Buckle Rachel L, Brown Lydia C, Aziz Imran
Academic Unit of Gastroenterology, Sheffield Teaching Hospitals NHS Foundation Trust, Sheffield, UK.
University of Sheffield, Sheffield, UK.
Neurogastroenterol Motil. 2024 Mar;36(3):e14733. doi: 10.1111/nmo.14733. Epub 2024 Jan 4.
BACKGROUND: Almost 80% of individuals with functional dyspepsia experience meal-related symptoms and are diagnosed with postprandial distress syndrome (PDS). However, studies evaluating dietary modifications in PDS are sparse. We performed a single-center randomized trial comparing reassurance and diagnostic explanation (RADE) with or without traditional dietary advice (TDA) in PDS. METHODS: Following a normal upper gastrointestinal endoscopy, individuals with PDS were randomized to a leaflet providing RADE ± TDA; the latter recommending small, regular meals and reducing the intake of caffeine/alcohol/fizzy drinks and high-fat/processed/spicy foods. Questionnaires were completed over 4 weeks, including self-reported adequate relief of dyspeptic symptoms, and the validated Leuven Postprandial Distress Scale (LPDS), Gastrointestinal Symptom Rating Scale, and Nepean Dyspepsia Index for quality of life. The primary endpoint(s) to define clinical response were (i) ≥50% adequate relief of dyspeptic symptoms and (ii) >0.5-point reduction in the PDS subscale of the LPDS (calculated as the mean scores for early satiety, postprandial fullness, and upper abdominal bloating).
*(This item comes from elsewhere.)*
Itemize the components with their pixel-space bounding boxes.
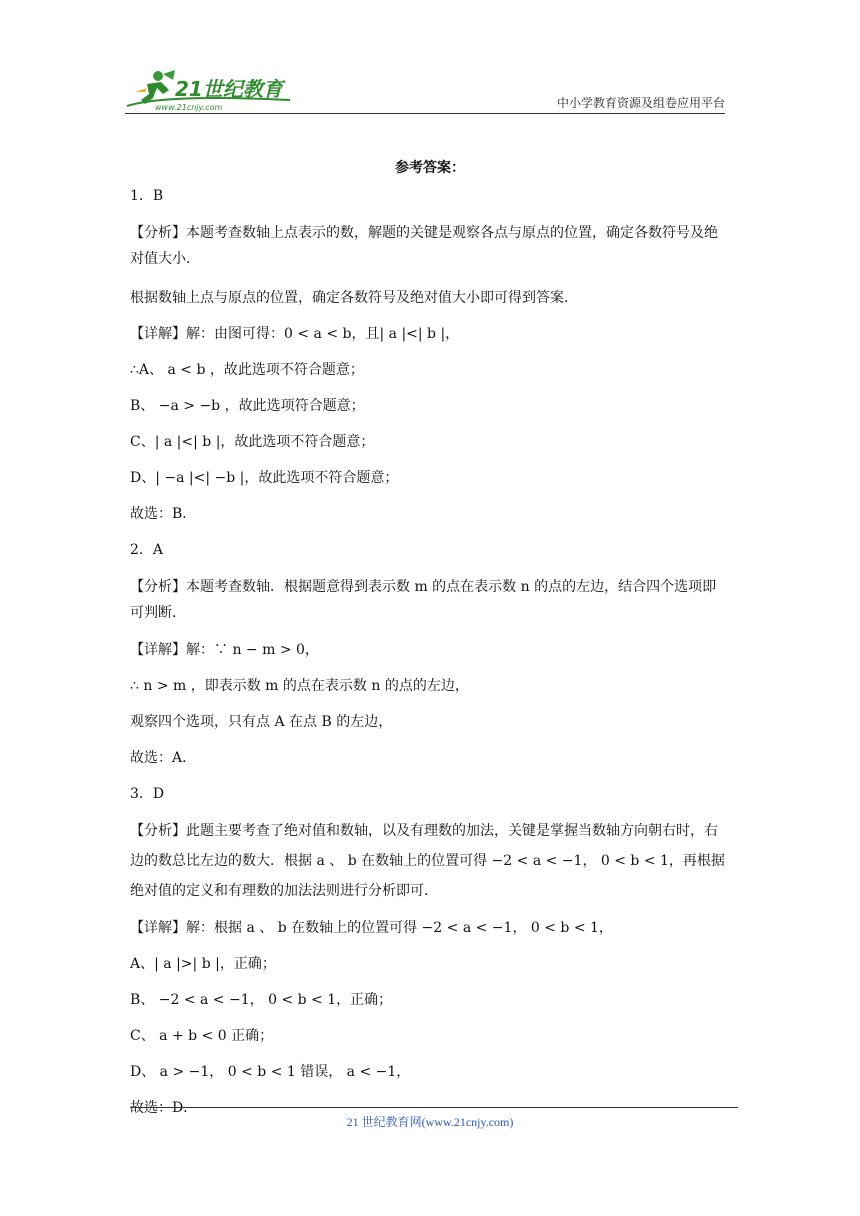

KEY RESULTS: Of the 53 patients with PDS, 27 were assigned RADE-alone and 26 to additional TDA. Baseline characteristics were similar between groups, with a mean age of 39 years, 70% female, 83% white British, and coexistent irritable bowel syndrome in 66%. The primary endpoints of (i) adequate relief of dyspeptic symptoms were met by 33% (n = 9) assigned RADE-alone versus 39% (n = 10) with TDA; p-value = 0.70, while (ii) a reduction of >0.5 points in the PDS subscale was met by 37% (n = 10) assigned RADE-alone versus 27% (n = 7) with TDA; p-value = 0.43. Response rates did not differ according to irritable bowel syndrome status. There were no significant between-group changes in the gastrointestinal symptom rating scale and dyspepsia quality of life. CONCLUSIONS & INFERENCES: This study of predominantly white British patients with PDS found the addition of TDA did not lead to significantly greater symptom reduction compared with RADE alone. Alternate dietary strategies should be explored in this cohort.
背景:近80%的功能性消化不良患者有与进餐相关的症状,被诊断为餐后不适综合征(PDS)。然而,评估PDS饮食调整的研究较少。我们进行了一项单中心随机试验,比较在PDS患者中给予安慰和诊断解释(RADE)加或不加传统饮食建议(TDA)的效果。 方法:在正常上消化道内镜检查后,PDS患者被随机分为接受提供RADE±TDA的宣传册组;TDA建议少食多餐,减少咖啡因/酒精/碳酸饮料以及高脂肪/加工/辛辣食物的摄入。在4周内完成问卷调查,包括自我报告的消化不良症状充分缓解情况,以及经过验证的鲁汶餐后不适量表(LPDS)、胃肠道症状评分量表和用于生活质量的内皮恩消化不良指数。定义临床反应的主要终点为:(i)消化不良症状充分缓解≥50%;(ii)LPDS的PDS子量表降低>0.5分(计算为早饱、餐后饱胀和上腹胀的平均得分)。 主要结果:53例PDS患者中,27例被分配至仅接受RADE组,26例被分配至接受额外TDA组。两组的基线特征相似,平均年龄39岁,70%为女性,83%为英国白人,66%同时患有肠易激综合征。主要终点方面,(i)仅接受RADE组中33%(n = 9)的患者消化不良症状得到充分缓解,接受TDA组为39%(n = 10);p值 = 0.70;而(ii)仅接受RADE组中37%(n = 10)的患者PDS子量表降低>0.5分,接受TDA组为27%(n = 7);p值 = 0.43。缓解率不因肠易激综合征状态而异。胃肠道症状评分量表和消化不良生活质量在组间无显著变化。 结论与推论:这项针对主要为英国白人PDS患者的研究发现,与仅接受RADE相比,添加TDA并未导致症状减轻更显著。应在该队列中探索其他饮食策略。